Na prática, conforme explicou Virkkunen, qualquer intervenção exige avaliações caso a caso — identificar o número, titularidade e finalidade de utilização da SIM — um processo administrativo e técnico complexo para operadoras como a TIM e para as autoridades reguladoras. Em termos estratégicos, isso equivale a reconhecer alicerces frágeis na arquitectura europeia de defesa contra ameaças híbridas: a regulamentação e a vigilância das telecomunicações continuam dispersas, enquanto o adversário explora as brechas.

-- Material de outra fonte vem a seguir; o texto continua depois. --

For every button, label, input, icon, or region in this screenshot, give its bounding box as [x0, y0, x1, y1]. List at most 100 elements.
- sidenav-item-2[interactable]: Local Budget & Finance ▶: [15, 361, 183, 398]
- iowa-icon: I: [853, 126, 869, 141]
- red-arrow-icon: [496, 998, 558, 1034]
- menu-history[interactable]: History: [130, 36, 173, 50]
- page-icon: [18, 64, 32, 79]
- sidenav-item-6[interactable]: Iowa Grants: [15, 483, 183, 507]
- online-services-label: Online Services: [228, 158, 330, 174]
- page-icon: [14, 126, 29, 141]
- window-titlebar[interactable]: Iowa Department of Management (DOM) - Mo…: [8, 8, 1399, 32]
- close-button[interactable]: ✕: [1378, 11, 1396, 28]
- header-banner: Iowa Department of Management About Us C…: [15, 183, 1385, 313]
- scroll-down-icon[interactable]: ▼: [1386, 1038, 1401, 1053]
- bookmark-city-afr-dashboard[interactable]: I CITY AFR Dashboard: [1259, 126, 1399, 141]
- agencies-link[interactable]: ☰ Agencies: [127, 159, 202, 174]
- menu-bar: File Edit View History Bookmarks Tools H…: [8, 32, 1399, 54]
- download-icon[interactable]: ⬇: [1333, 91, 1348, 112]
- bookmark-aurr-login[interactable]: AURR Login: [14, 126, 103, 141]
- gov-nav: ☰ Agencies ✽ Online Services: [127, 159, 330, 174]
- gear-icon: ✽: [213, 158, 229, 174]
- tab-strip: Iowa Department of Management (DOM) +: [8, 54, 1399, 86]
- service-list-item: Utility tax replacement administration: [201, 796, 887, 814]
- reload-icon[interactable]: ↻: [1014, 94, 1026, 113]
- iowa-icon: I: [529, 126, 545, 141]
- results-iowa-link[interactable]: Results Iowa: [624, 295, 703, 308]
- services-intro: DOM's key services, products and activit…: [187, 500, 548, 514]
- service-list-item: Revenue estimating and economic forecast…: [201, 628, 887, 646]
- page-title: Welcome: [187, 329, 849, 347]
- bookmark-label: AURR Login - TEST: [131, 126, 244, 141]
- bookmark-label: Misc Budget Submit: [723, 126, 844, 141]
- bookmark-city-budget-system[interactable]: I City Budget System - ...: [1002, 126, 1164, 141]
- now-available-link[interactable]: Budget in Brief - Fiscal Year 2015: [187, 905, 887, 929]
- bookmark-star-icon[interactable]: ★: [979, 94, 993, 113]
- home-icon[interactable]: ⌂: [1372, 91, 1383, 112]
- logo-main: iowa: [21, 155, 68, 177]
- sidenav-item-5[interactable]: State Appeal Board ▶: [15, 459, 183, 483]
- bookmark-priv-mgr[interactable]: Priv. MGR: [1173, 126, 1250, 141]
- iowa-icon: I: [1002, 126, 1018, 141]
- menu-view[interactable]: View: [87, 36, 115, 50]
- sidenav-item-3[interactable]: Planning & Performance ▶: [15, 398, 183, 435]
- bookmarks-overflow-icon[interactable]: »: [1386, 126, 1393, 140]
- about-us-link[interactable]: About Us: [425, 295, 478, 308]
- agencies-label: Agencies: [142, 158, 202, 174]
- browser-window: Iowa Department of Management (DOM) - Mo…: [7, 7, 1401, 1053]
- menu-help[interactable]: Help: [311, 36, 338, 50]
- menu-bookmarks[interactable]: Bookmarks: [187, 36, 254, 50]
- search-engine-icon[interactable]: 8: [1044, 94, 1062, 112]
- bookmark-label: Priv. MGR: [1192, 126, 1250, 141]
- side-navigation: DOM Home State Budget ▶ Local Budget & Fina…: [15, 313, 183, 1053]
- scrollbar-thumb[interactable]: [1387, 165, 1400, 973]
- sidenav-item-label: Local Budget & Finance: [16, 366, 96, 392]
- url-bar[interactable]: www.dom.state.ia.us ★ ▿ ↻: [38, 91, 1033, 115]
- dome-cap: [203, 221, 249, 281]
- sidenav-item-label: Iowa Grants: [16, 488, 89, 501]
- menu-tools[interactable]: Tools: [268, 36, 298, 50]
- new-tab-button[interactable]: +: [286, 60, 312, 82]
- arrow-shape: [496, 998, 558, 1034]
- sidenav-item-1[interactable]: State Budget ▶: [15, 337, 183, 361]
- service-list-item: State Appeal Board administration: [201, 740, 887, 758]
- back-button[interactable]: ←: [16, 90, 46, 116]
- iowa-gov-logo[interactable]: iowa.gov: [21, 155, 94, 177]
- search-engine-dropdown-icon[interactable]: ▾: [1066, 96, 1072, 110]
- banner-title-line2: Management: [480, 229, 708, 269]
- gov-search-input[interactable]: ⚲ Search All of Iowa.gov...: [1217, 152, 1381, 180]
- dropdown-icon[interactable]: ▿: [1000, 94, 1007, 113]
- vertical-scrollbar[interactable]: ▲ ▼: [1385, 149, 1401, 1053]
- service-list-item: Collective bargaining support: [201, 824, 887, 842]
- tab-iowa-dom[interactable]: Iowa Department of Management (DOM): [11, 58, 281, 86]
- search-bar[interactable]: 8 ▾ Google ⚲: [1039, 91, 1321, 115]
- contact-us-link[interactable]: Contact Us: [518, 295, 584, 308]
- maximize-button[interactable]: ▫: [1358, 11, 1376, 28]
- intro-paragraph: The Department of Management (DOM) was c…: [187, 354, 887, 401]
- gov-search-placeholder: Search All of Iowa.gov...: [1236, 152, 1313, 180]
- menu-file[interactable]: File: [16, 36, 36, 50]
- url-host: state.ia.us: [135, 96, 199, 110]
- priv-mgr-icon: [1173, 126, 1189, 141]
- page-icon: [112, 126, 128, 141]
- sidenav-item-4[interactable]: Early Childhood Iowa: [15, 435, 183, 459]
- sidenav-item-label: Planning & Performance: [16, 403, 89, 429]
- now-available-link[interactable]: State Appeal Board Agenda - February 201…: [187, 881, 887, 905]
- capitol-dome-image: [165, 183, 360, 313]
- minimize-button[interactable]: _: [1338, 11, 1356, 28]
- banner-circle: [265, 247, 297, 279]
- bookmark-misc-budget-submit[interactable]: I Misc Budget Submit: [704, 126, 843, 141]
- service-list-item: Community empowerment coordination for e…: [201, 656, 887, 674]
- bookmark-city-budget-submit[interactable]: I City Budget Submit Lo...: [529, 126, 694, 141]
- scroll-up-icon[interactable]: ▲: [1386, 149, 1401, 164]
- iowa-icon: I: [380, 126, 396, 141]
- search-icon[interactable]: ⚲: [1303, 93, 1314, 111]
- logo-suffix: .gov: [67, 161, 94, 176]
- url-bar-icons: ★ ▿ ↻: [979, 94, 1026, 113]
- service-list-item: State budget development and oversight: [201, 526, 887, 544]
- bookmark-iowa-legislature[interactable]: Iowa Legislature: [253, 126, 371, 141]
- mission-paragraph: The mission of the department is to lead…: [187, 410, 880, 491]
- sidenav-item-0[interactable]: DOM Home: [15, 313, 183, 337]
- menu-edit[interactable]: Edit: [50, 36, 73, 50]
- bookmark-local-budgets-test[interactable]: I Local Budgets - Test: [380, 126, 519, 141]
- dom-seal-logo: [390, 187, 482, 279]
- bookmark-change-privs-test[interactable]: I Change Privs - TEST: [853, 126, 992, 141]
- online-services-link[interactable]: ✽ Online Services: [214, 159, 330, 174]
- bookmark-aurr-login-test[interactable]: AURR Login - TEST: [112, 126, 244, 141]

As implicações são múltiplas. Primeiro, há a vulnerabilidade operacional: a extensão do roaming da UE às áreas próximas da Ucrânia pode permitir que dispositivos equipados com cartões SIM russos se acoplem a redes europeias, oferecendo canais de comando e controlo de plataformas remotas. Segundo, há uma questão de inteligência e fiscalização — distinguir entre uso civil legítimo e finalidade militar requer capacidades técnicas que nem sempre estão alinhadas entre os Estados-Membros.

Do ponto de vista estratégico, é um movimento no tabuleiro que exige coordenação: bloquear de forma isolada pode mitigar riscos locais, mas não resolve a tectônica de poder que permite a instrumentalização destas tecnologias. O caminho razoável passa por medidas combinadas — reforço da fiscalização transfronteiriça, protocolos rápidos de identificação e suspensão de cartões suspeitos, cooperação técnica entre operadoras e centros de inteligência, e, a prazo, uma harmonização normativa que minimize estas assimetrias.

Não se trata de alarmismo, mas de realpolitik aplicada ao domínio digital. A União Europeia enfrenta, aqui, uma escolha entre preservar a atual fragmentação regulatória ou consolidar mecanismos de resposta que reforcem a soberania digital e a segurança colectiva. Enquanto isso não ocorrer, a possibilidade de conduzir operações via smartphone permanece uma vulnerabilidade que os estrategas europeus não podem ignorar.

Em suma, a denúncia de Brejza e as respostas de Virkkunen ilustram que a guerra contemporânea desloca peças sob novas regras: os cartões SIM russos não são apenas telecomunicação, são potenciais nós de comando num palco de combate híbrido. A decisão sobre como mover a peça a seguir exigirá não apenas técnica, mas coordenação política e uma visão de longo prazo — o tipo de jogada que define os equilibrios de poder.